Post the quiz, we logged on to www.moneycontrol.com and studied the various types of MF’s available in the Indian market – we saw the details of a few mutual funds – we looked at where they have invested currently, what is their relative performance, who is the fund manager etc and discussed how to evaluate the mutual fund and which fund to invest in.

So the class was one half quiz and one half browsing the internet portal on MF’s .

I would recommend that you too browse www.moneycontrol.com and look through the various types of mutual funds available and drill down into a few funds to look at detailed data on their performance and the portfolio that they hold.

The key question in your mind would be “how do I select that particular mutual fund where I can invest  and get good returns”. My session ppt does not have much content on that as it was a freewheeling discussion.  However, my forthcoming book has a lot of content on the various types of MF’s available in the Indian market and how does one select that particular MF where you can invest in.

It obviously depends on your investment objective and broadly the objectives could be described in the following scenarios:

         Growth objective “I want to invest Rs 10,000 today and after five years take back Rs 25,000 and I want this to be tax free”. The funds that try to meet these objectives invest in equities – hence they are called Equity funds

         Income objective “I am retiring next year and would get a gratuity of Rs 30 lacs - I want to invest it such that my gratuity is preserved and I get a monthly income better than a post office deposit interest”. The funds that try to meet these objectives typically invest in debt instruments issued by government, banks, corporate and financial institutions - hence they are called Fixed income funds or debt funds.

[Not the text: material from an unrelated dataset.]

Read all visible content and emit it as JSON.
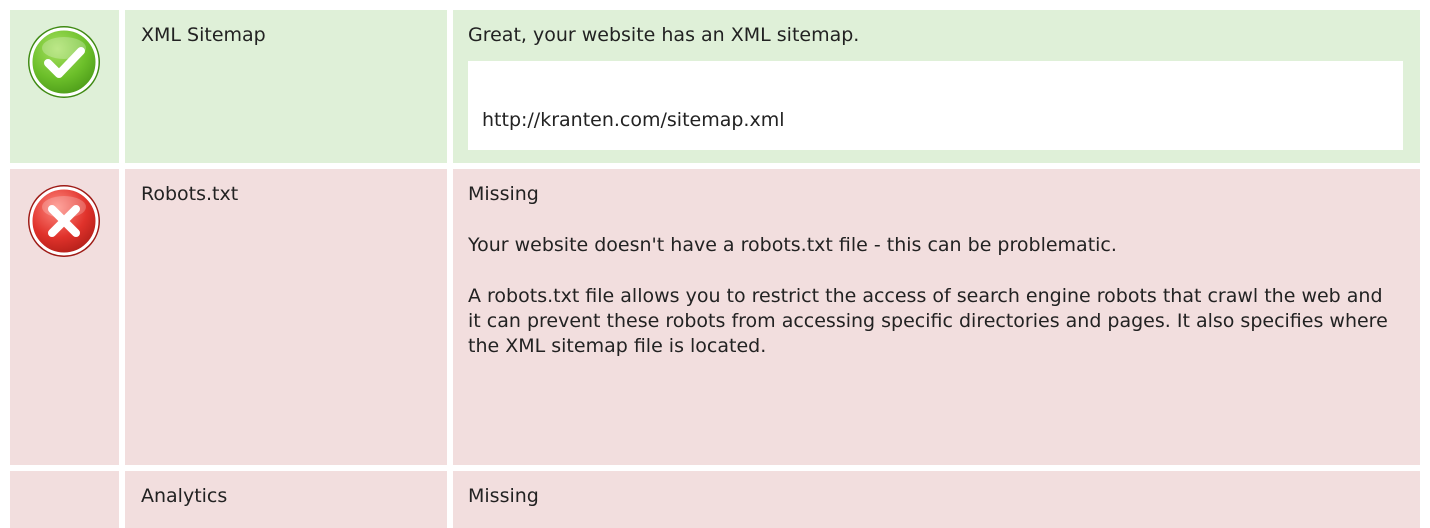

         A combination of growth and fixed income “I have received my annual bonus of Rs 10 lacs just now – I want to invest it such that in 5 years it becomes 15-18 lacs plus I get a payoff of Rs. 60,000 per annum for my vacation out of this fund”. The funds that try to meet these objectives typically invest in both equities and debt instruments – these funds are called Balanced funds.

         Short term investments “I have Rs 100,000 with me for the next three months – it is meant for my child’s school admission in May and I need to park it somewhere till then – I would like to have a better return than a savings bank account”.The funds that try to meet these objectives typically invest in short term debt instruments like interbank money markets – hence these are called Money market funds.

         Tax saving “I want to reduce my tax out go and is there some place I can invest beyond PPF and Post office schemes?”. The funds that offer tax rebates are called Equity linked saving schemes (ELSS), - these funds invest in equities and typically have a three year lock-in period.

So you have to start with your investment objectives  and then select that particular mutual fund where you can invest and reach your objectives? 

There is a whole industry out there that makes selecting and recommending Mutual funds look very difficult and complex – but that is not really true. One can easily select which MF to invest.

My forthcoming book has more than enough content on “how to select the right MF”it is really not that difficult and anyone can do it.